Georgine gave him a sunny smile and a wave, and with a falsely nonchalant air turned and waded off through the bushes, in quite another direction.

It was later that Thursday afternoon when she held brief converse with Claris Frey. Claris had emerged from her own front door, waving good-by to Mr. Todd McKinnon, resplendent in his warden's armband, who had seemingly been paying the last of his duty calls. Then she came wandering down the road, fetching up beside Georgine and gazing disconsolately out across the canyon. “Darn him,” she murmured vaguely, “darn him, anyhow!”

“Who?” Georgine inquired, smiling, “Mr. McKinnon?”

“Oh, no. He's a good Joe; he dried the dishes for me, while he was waiting to call on Daddy, and then he never did get to. No, I mean Mr. Hollister. Did you see him come out of our house?”

“No, I just came out.”

“I bet he was lookin' pleased with himself,” Claris said, her soft hazel eyes bright with resentment. “He pinched me.” She rubbed herself reminiscently. “As if it wasn't bad enough that he kept Dad until too late for us to go downtown! We were going to buy a war bond, and then get me a new sweater—Dad always thinks he has to choose the color—and now the banks are shut and it's too late. I broke a date, too, just so I could do something Dad asked me to, for once, and old Hollister has to come in and tell dirty stories for an hour first, and hold us up!”

“Dear me,” Georgine said. “Dirty stories, to you?”
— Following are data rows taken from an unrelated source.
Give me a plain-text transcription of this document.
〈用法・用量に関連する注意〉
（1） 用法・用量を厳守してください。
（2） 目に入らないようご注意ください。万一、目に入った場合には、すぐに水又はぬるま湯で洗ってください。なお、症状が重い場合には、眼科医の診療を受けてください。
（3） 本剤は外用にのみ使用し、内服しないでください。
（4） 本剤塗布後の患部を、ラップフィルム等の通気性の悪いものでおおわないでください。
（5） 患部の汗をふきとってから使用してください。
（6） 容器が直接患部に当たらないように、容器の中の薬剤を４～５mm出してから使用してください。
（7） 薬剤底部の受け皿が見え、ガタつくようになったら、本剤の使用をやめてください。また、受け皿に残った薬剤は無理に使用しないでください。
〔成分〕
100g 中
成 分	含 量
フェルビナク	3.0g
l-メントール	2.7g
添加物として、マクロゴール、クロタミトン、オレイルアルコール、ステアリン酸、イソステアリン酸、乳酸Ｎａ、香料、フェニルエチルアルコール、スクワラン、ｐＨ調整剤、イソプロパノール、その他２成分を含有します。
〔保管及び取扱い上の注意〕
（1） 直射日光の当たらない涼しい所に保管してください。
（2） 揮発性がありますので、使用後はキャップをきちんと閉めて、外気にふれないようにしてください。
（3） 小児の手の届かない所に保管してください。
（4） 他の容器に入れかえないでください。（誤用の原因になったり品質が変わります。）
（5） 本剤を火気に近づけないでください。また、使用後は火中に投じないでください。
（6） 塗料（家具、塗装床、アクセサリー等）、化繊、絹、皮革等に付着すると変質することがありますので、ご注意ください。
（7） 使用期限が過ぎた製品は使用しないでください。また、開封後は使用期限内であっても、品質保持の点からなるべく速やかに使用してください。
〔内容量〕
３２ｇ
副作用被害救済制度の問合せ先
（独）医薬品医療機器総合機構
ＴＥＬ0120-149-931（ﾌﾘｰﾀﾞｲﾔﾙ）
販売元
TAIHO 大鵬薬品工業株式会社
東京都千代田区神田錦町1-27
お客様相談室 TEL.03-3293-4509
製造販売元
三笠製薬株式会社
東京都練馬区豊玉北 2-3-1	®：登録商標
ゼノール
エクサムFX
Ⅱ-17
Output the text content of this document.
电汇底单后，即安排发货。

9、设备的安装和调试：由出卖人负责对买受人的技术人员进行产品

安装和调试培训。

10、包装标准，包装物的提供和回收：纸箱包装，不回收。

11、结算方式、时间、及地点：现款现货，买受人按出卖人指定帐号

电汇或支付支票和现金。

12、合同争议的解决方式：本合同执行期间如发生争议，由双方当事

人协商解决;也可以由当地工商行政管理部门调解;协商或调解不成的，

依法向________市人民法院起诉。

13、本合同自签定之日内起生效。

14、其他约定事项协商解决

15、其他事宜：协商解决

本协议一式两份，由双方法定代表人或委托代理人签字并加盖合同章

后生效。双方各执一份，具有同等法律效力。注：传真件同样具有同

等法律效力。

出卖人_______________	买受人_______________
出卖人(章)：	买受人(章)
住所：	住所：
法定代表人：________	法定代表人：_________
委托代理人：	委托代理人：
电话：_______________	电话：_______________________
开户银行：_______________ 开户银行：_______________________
“Oh, no. I was in the kitchen, but I think that's what he was writing to Dad. On the pad, you know. Fact is, I'm almost sure, because the pages he'd written were burning in the fireplace when I went in—and I could hear him laughing while Dad read them.”

“Always pleased with his own jokes,” Georgine murmured. “Was your father amused?”

“How do I know? He doesn't laugh aloud, much. I could hear just about what he usually says when people are writing on his pad. ‘No, I can't do that,' and ‘what makes you think so,' and ‘I see your point there.' Sounds absolutely dumb,” said Claris languidly.

“Has your father been deaf long?” Georgine asked.

“Since I was little. My mother was living with us then. I don't remember much about it, but he told me there was an explosion in the factory where he worked, and he—well, he couldn't even talk for a couple of years after.” Georgine clicked her tongue. “Oh, they paid him for it, we're still getting money from some kind of a fund they had, but—he learned to talk again, but he couldn't go back to work because he couldn't hear. He doesn't seem to mind, most of the time,” said Claris with superb callousness. “Look, there he goes down into the canyon to work.” She sighed, her lovely young face slack with boredom, and turned to depart. “Maybe I'd better see if I can unbreak that movie date, I haven't got a darn thing to do.”